Considering the seriousness of the COVID-19 outbreak, frequent surveys are recommended during the outbreak as a supplement to the very important case finding surveillance already in place. Obviously, resources, laboratory capacity and many other factors influence whether repeated surveys are feasible in public health and under the current conditions.

The benefits of repeated surveys in control of epidemics are documented in animal health and we encourage public health entities to consider, how these could be adapted to a public health setting during the COVID-19 outbreak. For repeated surveys to be useful for policy-making, they require strong public health leadership, but may benefit from collaboration with veterinary epidemiologists, to build on their experience epidemics in animals. Suggestions and methodology for design of random repeated surveys during the COVID-19 epidemic and for interpreting and translating the outcomes into control decision-support can be found in the accompanying short communication [6].

Both COVID-19 and the control measures have profound and long-lasting effects on the world economy, with companies closing, unemployment rocketing, social insecurity rising and increase in deaths as health systems struggle to cope.
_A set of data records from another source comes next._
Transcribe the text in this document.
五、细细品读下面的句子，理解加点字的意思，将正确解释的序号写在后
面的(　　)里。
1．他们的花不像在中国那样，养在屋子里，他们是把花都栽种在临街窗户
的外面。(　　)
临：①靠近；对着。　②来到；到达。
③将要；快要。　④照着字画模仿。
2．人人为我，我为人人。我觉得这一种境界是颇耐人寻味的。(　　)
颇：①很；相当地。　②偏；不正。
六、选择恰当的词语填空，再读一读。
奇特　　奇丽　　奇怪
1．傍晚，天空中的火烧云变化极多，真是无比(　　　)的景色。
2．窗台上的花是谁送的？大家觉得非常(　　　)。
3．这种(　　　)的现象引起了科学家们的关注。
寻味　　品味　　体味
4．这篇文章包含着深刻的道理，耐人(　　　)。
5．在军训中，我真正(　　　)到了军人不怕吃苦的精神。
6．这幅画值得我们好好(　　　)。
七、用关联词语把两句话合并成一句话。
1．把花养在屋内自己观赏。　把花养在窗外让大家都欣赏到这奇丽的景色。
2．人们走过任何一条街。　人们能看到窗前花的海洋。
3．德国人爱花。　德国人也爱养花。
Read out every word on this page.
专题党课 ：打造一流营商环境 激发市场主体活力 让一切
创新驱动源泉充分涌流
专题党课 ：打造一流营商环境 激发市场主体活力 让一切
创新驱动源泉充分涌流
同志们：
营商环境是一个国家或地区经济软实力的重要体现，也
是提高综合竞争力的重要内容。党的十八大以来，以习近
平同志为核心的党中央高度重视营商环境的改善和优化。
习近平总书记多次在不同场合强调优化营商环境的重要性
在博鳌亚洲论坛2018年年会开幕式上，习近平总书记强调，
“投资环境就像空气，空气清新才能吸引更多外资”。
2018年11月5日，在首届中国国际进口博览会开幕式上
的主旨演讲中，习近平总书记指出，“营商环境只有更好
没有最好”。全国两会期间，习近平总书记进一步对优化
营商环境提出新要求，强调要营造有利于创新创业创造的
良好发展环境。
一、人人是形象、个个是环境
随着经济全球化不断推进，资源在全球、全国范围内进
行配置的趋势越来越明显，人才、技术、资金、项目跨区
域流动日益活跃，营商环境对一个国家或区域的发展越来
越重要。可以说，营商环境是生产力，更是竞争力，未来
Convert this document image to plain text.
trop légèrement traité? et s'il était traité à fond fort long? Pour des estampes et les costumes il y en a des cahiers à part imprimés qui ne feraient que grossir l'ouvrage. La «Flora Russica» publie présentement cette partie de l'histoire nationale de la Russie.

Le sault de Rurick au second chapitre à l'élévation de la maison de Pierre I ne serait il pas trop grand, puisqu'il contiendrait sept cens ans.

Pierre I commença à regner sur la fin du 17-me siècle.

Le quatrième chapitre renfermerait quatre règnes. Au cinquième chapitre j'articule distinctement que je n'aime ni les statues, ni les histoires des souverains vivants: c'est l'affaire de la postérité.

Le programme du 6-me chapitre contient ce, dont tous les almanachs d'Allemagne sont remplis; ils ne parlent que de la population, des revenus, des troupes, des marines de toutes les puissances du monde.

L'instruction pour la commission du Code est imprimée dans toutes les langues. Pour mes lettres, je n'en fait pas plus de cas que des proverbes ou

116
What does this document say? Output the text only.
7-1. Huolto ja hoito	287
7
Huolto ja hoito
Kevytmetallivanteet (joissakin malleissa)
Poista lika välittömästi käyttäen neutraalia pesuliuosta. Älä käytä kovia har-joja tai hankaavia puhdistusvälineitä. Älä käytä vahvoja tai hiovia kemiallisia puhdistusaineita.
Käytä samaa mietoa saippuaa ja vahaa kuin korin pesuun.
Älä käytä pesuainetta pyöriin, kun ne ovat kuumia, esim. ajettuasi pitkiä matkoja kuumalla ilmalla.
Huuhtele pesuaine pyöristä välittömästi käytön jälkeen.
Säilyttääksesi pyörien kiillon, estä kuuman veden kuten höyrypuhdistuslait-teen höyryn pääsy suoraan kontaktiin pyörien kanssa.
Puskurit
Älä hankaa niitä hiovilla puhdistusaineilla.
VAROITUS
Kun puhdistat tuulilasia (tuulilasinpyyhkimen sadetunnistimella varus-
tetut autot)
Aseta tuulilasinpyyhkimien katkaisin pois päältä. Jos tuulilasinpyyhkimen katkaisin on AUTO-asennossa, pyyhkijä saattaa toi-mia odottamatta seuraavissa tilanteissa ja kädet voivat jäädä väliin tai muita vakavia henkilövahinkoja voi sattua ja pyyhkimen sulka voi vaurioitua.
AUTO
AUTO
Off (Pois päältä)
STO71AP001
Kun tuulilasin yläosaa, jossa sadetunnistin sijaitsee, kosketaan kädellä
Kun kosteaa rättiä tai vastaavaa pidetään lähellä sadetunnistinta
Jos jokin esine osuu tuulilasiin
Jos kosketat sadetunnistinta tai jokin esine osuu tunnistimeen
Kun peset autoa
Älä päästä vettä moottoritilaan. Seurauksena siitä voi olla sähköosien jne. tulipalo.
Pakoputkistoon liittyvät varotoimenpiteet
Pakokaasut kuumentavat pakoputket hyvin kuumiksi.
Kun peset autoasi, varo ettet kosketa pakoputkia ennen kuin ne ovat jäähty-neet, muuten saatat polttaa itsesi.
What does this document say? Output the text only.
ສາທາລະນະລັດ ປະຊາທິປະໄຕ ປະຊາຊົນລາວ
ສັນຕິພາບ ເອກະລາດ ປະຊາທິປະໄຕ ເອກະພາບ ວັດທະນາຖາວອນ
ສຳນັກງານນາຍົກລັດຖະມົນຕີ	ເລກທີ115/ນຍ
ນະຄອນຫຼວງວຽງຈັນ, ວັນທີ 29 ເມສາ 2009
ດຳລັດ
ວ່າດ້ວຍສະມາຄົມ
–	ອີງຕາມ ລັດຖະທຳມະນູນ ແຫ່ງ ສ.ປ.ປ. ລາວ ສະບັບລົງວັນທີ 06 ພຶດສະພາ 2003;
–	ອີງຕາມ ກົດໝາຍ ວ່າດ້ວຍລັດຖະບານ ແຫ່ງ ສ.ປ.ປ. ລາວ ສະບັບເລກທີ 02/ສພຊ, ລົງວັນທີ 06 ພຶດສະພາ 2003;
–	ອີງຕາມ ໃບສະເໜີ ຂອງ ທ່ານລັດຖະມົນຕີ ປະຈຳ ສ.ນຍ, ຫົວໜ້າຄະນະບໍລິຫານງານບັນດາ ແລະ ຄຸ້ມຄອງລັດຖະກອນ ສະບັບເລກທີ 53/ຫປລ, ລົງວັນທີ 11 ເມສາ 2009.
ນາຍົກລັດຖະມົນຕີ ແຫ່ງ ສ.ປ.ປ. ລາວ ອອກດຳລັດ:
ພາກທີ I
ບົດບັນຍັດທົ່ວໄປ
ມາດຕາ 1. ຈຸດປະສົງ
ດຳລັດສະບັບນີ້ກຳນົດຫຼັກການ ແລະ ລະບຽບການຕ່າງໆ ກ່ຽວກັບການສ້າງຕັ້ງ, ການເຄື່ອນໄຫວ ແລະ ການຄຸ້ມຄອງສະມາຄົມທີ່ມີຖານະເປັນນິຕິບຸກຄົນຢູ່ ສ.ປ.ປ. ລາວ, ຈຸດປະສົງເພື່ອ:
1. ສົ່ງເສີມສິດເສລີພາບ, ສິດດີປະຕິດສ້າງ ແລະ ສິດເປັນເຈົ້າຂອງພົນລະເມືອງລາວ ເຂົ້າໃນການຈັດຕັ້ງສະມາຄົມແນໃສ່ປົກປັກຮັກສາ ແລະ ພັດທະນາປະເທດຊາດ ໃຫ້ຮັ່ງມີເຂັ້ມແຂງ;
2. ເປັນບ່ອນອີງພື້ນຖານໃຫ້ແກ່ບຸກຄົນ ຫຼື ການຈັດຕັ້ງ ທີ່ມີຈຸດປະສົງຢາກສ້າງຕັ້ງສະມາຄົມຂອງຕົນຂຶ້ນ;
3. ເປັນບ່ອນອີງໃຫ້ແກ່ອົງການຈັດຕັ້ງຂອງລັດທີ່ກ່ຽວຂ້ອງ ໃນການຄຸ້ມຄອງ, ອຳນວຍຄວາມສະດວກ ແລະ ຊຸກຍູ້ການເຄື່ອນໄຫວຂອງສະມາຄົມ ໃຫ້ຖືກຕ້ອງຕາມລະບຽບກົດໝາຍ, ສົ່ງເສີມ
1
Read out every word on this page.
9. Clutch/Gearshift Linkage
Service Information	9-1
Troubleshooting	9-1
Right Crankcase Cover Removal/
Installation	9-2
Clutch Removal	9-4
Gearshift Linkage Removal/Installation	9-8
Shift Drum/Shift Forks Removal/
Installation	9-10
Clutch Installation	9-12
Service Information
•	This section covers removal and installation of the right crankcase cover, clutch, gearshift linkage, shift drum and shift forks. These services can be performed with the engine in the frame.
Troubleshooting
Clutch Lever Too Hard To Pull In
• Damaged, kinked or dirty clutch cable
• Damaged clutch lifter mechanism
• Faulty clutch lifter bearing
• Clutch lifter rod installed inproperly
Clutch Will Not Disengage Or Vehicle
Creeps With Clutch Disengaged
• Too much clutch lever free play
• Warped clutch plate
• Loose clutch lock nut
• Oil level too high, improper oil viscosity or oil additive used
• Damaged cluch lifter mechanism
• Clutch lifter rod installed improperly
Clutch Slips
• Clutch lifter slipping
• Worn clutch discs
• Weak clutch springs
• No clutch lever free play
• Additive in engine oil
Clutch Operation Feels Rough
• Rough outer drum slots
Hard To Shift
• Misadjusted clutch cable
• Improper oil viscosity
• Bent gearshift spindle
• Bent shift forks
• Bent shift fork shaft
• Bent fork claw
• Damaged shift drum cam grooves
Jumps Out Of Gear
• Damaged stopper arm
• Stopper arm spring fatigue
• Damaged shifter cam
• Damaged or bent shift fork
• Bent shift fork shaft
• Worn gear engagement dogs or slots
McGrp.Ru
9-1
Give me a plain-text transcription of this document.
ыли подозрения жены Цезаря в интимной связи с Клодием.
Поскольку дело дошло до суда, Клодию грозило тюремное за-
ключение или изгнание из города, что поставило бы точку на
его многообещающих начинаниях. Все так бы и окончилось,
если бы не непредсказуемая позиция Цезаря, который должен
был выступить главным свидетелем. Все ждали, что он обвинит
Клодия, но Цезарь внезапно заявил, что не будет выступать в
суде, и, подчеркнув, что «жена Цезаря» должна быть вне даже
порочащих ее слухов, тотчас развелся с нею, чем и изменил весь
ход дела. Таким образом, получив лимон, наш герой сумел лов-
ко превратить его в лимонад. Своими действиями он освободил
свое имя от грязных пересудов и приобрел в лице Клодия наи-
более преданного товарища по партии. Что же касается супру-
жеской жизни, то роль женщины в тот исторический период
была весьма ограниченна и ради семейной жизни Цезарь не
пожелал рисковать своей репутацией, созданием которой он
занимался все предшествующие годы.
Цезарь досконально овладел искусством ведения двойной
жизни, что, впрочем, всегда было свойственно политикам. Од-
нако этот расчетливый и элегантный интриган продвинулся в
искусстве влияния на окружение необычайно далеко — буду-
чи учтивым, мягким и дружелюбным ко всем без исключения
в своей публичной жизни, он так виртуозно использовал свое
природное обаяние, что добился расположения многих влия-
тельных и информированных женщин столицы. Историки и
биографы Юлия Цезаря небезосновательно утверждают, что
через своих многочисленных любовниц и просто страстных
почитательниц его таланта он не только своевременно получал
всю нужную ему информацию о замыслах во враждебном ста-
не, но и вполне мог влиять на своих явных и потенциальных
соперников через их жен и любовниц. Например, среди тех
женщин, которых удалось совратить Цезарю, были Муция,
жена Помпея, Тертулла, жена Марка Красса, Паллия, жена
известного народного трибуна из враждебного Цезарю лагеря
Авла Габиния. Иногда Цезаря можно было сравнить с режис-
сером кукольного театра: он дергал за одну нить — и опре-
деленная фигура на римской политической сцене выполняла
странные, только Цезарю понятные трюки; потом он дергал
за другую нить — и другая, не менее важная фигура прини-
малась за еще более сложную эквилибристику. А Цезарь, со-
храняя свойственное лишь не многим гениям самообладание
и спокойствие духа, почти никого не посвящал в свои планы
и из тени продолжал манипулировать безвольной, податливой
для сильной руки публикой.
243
We strongly encourage the use of robust science for decision-making to ensure evidence-based decisions and to minimise the impacts of the epidemic, and suggest that randomised surveys that generate representative community estimates could provide additional support for policy decisions, in addition to the current surveillance strategies.

Funding statement

No funding was received for this work.

Declaration of Competing Interest

None of the authors have any conflict of interests.